Kranji racegoers would have been pleased to see former champion juvenile Lim’s Lightning back at his old stomping ground when he came out for a quiet barrier trial on Thursday.

Most thought they would not see the 2018 Group 2 Aushorse Golden Horseshoe (1200m) winner again after he left Singapore halfway through the 2019 season to pursue a new racing career in Australia.

His last Kranji start came in the Group 1 Singapore Guineas (1600m) in May 2019 when he just lost second place (to the winner Top Knight) by a nose to Elite Incredible.


Lim's Lightning (Ryan Curatolo) wins the Group 2 Aushorse Golden Horseshoe in 2018, picture Singapore Turf Club

But things didn’t quite pan out the way the Lim’s Stable would have wished in either Queensland or Victoria (eight runs split both ways).

Even after he managed to get a win at his third-last start in a BM78 race at Werribee under former Singapore champion jockey Noel Callow (May 7, 2020), a decision was made to send him back to Singapore at the end of last year in a bid to reignite his potential.

Now five, the son of Lope De Vega is back to square one, though he has not quite come full circle as he is now trained by Daniel Meagher when all his 10 Kranji starts for four wins and three thirds came under the banner of the other Lim’s Stable conditioner, Steven Burridge.

However, Lim’s Lightning (after the first half of his Australian stay with Murwillumbah trainer Matthew Dunn) was prepared at his Victorian stint by Meagher’s elder brother Chris in partnership with their father and ex-Kranji mentor John at their Mornington base.

Now it’s the youngest Meagher’s turn to take over, but as is the family’s style, Meagher said there wouldn’t be any cut corners with his new ward, who to him, was still a long way off a comeback race.

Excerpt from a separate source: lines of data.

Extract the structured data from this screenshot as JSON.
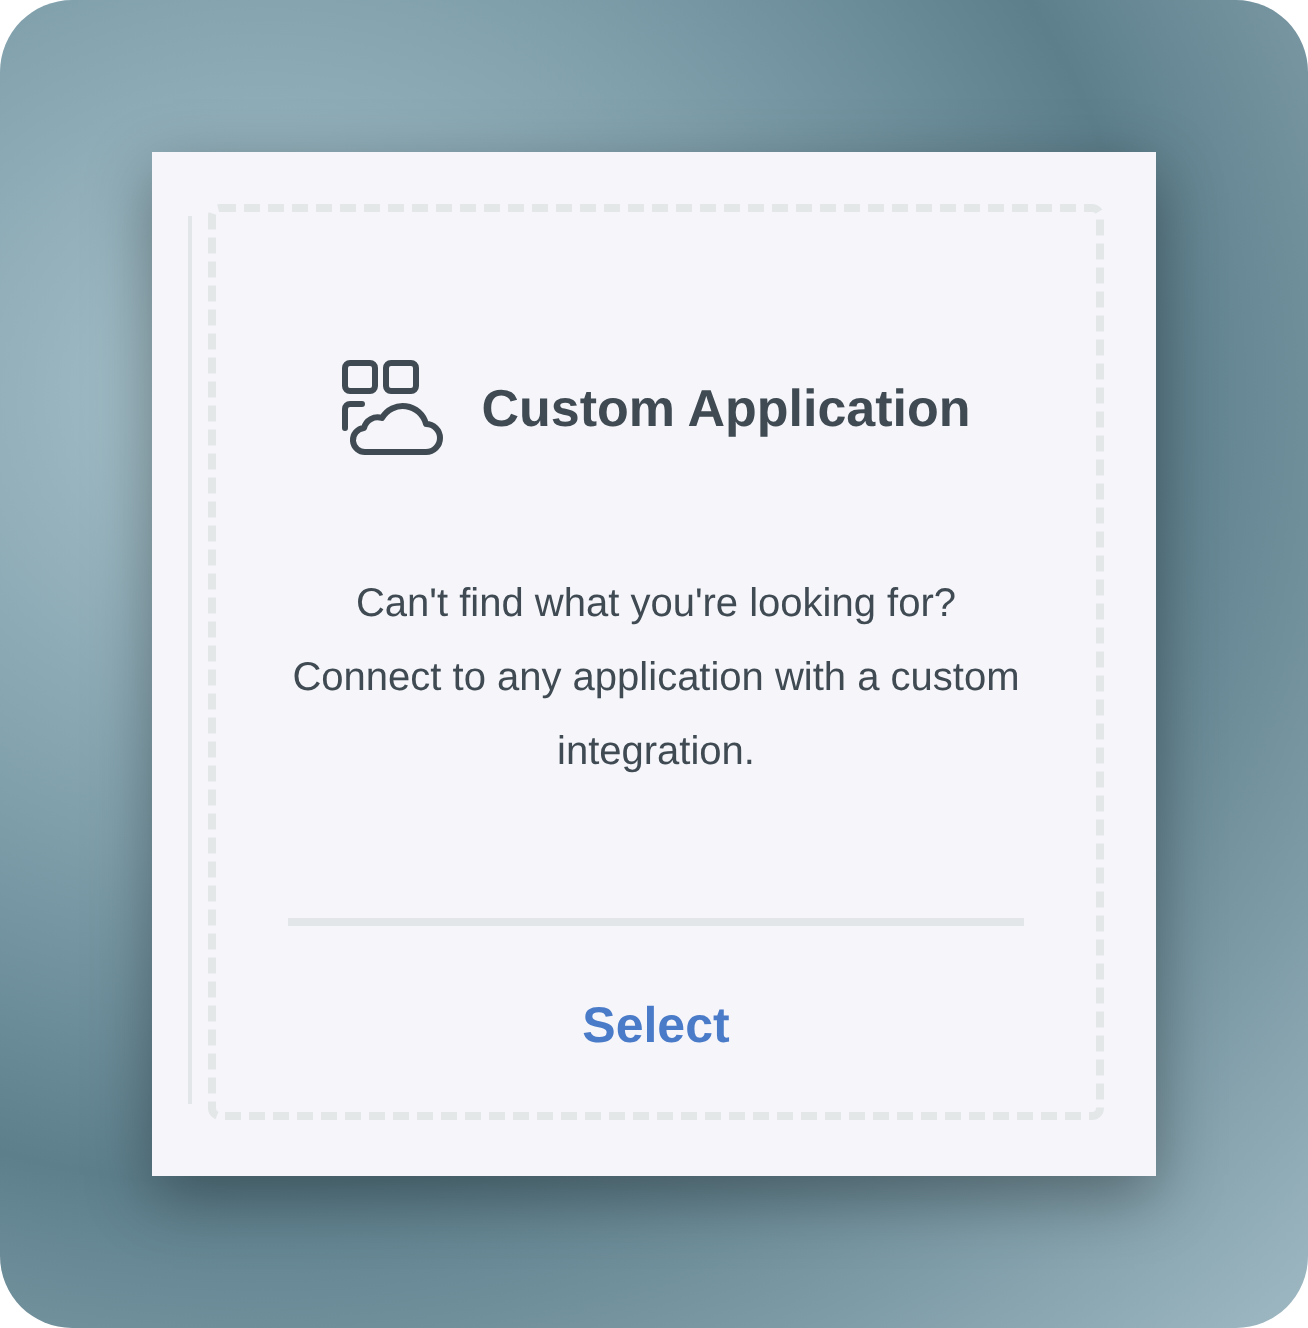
{
  "card": {
    "title": "Custom Application",
    "description": "Can't find what you're looking for? Connect to any application with a custom integration.",
    "action": "Select"
  }
}
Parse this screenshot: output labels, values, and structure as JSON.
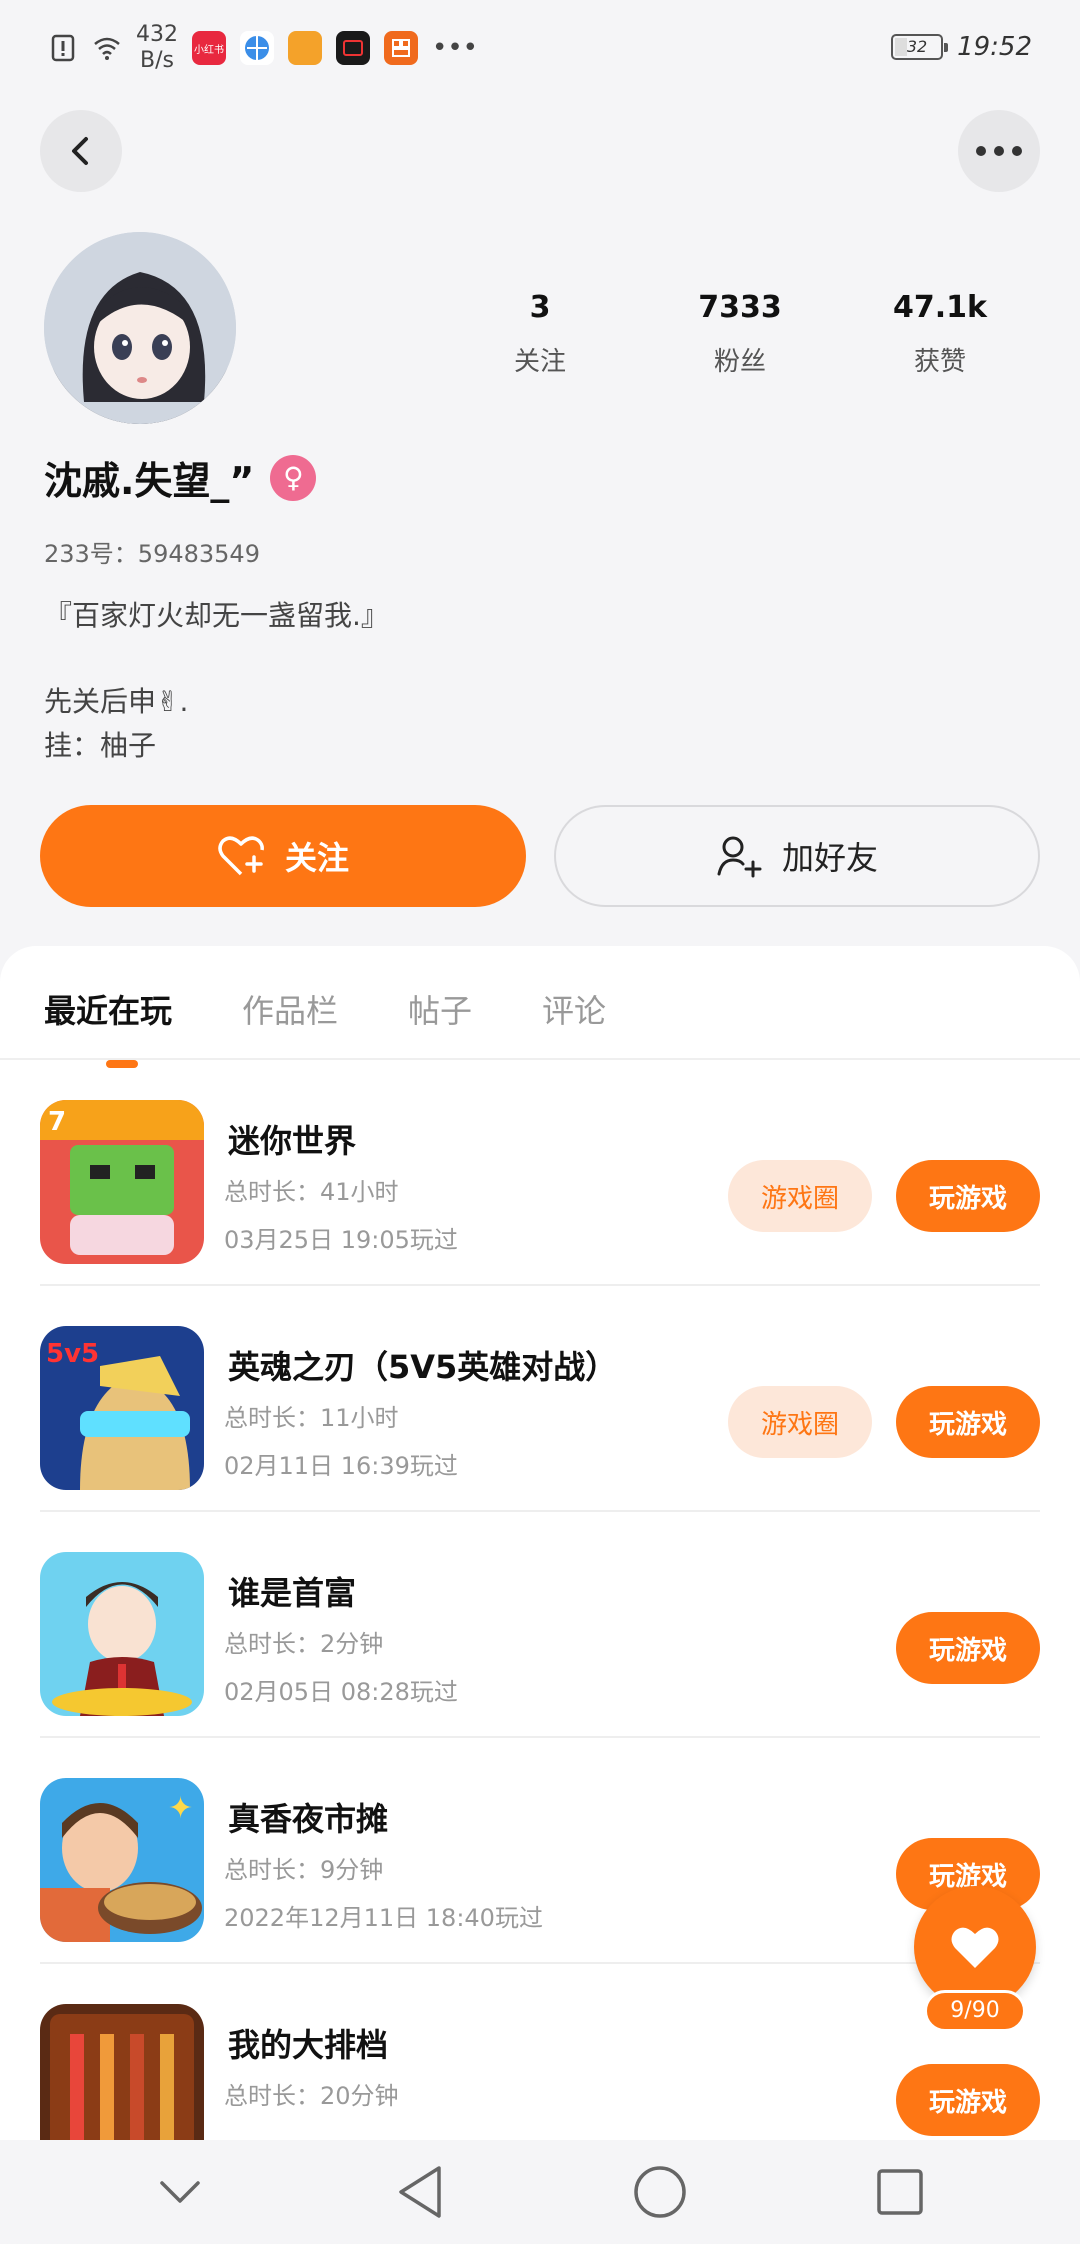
{
  "status_bar": {
    "net_speed_value": "432",
    "net_speed_unit": "B/s",
    "apps": [
      {
        "name": "xiaohongshu",
        "label": "小红书",
        "color": "#e8283f"
      },
      {
        "name": "browser",
        "label": "",
        "color": "#3b8ee8"
      },
      {
        "name": "app-orange",
        "label": "",
        "color": "#f4a22a"
      },
      {
        "name": "app-black",
        "label": "",
        "color": "#1a1a1a"
      },
      {
        "name": "app-red",
        "label": "",
        "color": "#f06a1d"
      }
    ],
    "battery": "32",
    "time": "19:52"
  },
  "profile": {
    "stats": [
      {
        "value": "3",
        "label": "关注"
      },
      {
        "value": "7333",
        "label": "粉丝"
      },
      {
        "value": "47.1k",
        "label": "获赞"
      }
    ],
    "username": "沈戚.失望_”",
    "gender_symbol": "♀",
    "account_id": "233号：59483549",
    "bio_line1": "『百家灯火却无一盏留我.』",
    "bio_line2": "先关后申✌.",
    "bio_line3": "挂：柚子"
  },
  "actions": {
    "follow_label": "关注",
    "add_friend_label": "加好友"
  },
  "tabs": [
    "最近在玩",
    "作品栏",
    "帖子",
    "评论"
  ],
  "games": [
    {
      "name": "迷你世界",
      "duration": "总时长：41小时",
      "last_played": "03月25日  19:05玩过",
      "circle": "游戏圈",
      "play": "玩游戏"
    },
    {
      "name": "英魂之刃（5V5英雄对战）",
      "duration": "总时长：11小时",
      "last_played": "02月11日  16:39玩过",
      "circle": "游戏圈",
      "play": "玩游戏"
    },
    {
      "name": "谁是首富",
      "duration": "总时长：2分钟",
      "last_played": "02月05日  08:28玩过",
      "circle": "",
      "play": "玩游戏"
    },
    {
      "name": "真香夜市摊",
      "duration": "总时长：9分钟",
      "last_played": "2022年12月11日  18:40玩过",
      "circle": "",
      "play": "玩游戏"
    },
    {
      "name": "我的大排档",
      "duration": "总时长：20分钟",
      "last_played": "",
      "circle": "",
      "play": "玩游戏"
    }
  ],
  "fab": {
    "count": "9/90"
  },
  "colors": {
    "accent": "#fe7614",
    "accent_light": "#fde7d9",
    "gender_pink": "#ef6b91"
  }
}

“He didn’t perform to the level we thought he would in Australia,” he said.

“He had four unplaced starts for Matthew Dunn, and we thought the Melbourne way of racing (anticlockwise), which is like up here (Kranji), would suit him better. He won one race with Callow but he then looked like he had had enough.

“Mr Lim (Siah Mong) is a massive supporter of Singapore racing, and together with (racing manager) Mick (Dittman), they decided to send him back here to a place where he was very successful before, and hopefully that’ll get him right again.

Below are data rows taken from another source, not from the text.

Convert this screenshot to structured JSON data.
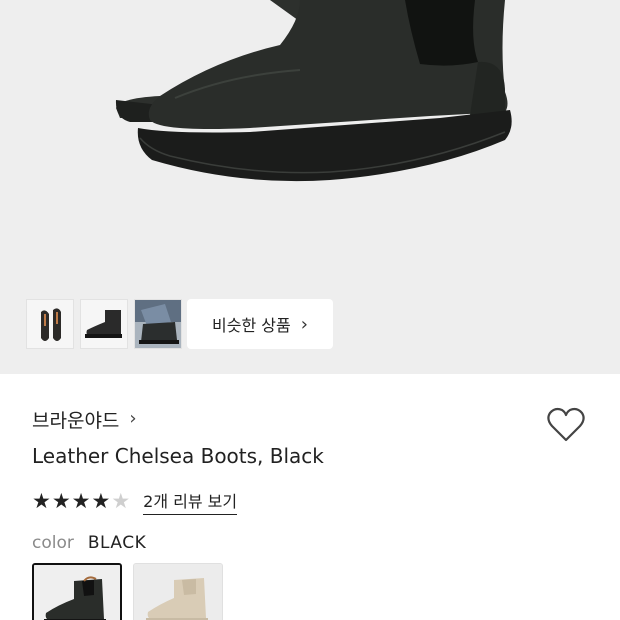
{
  "gallery": {
    "similar_label": "비슷한 상품",
    "similar_chevron": "›",
    "thumbnails": [
      {
        "name": "boot-pair-top-view"
      },
      {
        "name": "boot-side-view"
      },
      {
        "name": "boot-worn-view"
      }
    ]
  },
  "product": {
    "brand": "브라운야드",
    "brand_chevron": "›",
    "title": "Leather Chelsea Boots, Black",
    "rating": 4,
    "max_rating": 5,
    "review_link": "2개 리뷰 보기",
    "color_label": "color",
    "color_value": "BLACK",
    "swatches": [
      {
        "color": "BLACK",
        "selected": true
      },
      {
        "color": "BEIGE",
        "selected": false
      }
    ]
  },
  "colors": {
    "hero_bg": "#eeeeee",
    "boot_black": "#2a2d2a",
    "boot_beige": "#d9ccb6",
    "text": "#222222",
    "muted": "#8a8a8a"
  }
}
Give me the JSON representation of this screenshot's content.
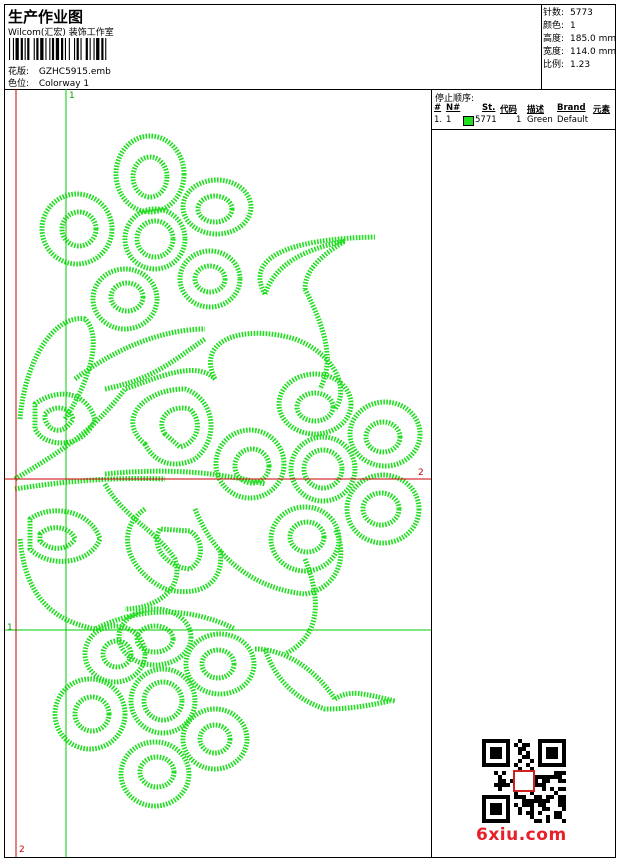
{
  "header": {
    "title": "生产作业图",
    "company": "Wilcom(汇宏) 装饰工作室",
    "design_label": "花版:",
    "design_value": "GZHC5915.emb",
    "colorway_label": "色位:",
    "colorway_value": "Colorway 1"
  },
  "stats": [
    {
      "label": "针数:",
      "value": "5773"
    },
    {
      "label": "颜色:",
      "value": "1"
    },
    {
      "label": "高度:",
      "value": "185.0 mm"
    },
    {
      "label": "宽度:",
      "value": "114.0 mm"
    },
    {
      "label": "比例:",
      "value": "1.23"
    }
  ],
  "stop_sequence": {
    "title": "停止顺序:",
    "columns": [
      "#",
      "N#",
      "St.",
      "代码",
      "描述",
      "Brand",
      "元素"
    ],
    "rows": [
      {
        "index": "1.",
        "needle": "1",
        "stitches": "5771",
        "code": "1",
        "description": "Green",
        "brand": "Default",
        "color": "#22dd22"
      }
    ]
  },
  "guides": {
    "v1_label": "1",
    "v2_label": "2",
    "h1_label": "1",
    "h2_label": "2"
  },
  "colors": {
    "thread": "#22dd22",
    "guide_green": "#00cc00",
    "guide_red": "#cc0000",
    "logo": "#e8202a"
  },
  "watermark": "6xiu.com"
}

“At the moment, there is absolutely no rush to get him back racing. Like our usual style, we will be very patient with him.

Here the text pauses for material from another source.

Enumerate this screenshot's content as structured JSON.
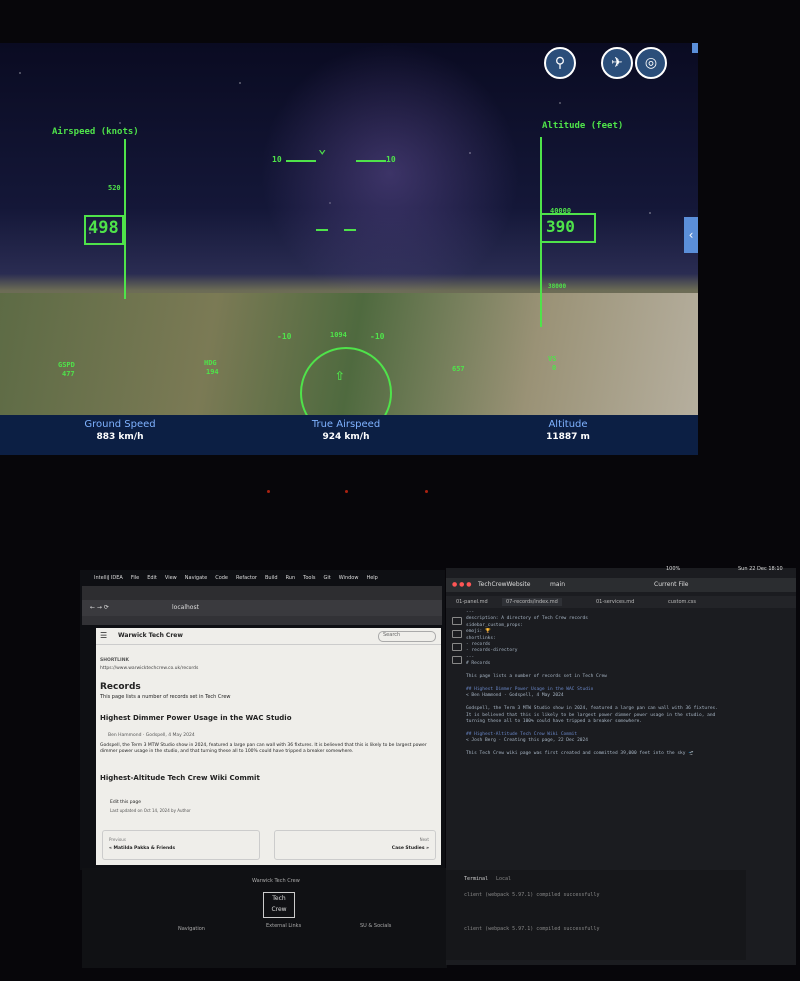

“He’s travelled a fair bit – out of Singapore to Australia now back to Singapore – so he’s settled in well, even if it took a while to get him back into Singapore.

“He’s still not where we want him to be. His coat needs to change, he needs to body up a little.

“It’s been a while since he raced here, so we just gave him a soft trial this morning.”

Sporting a white hood and keeping a low head carriage, Lim’s Lightning travelled rather restrained at the back for Meagher’s B apprentice jockey Fahmi Rosman to finish a distant fourth to Desmond Koh’s newcomer Who Loves Bae (Noh Senari).

“Fahmi rides him every day and has done a good job with him. He will be our apprentice one day,” said Meagher.

“I put earmuffs on this morning as I just wanted him to have a good experience around the track, have a look around. I just told Fahmi to take his time and not put any pressure on the horse.

“At this stage, we’re just taking baby steps with him. Hopefully, he can one day return to the form that made him champion two-year-old here.”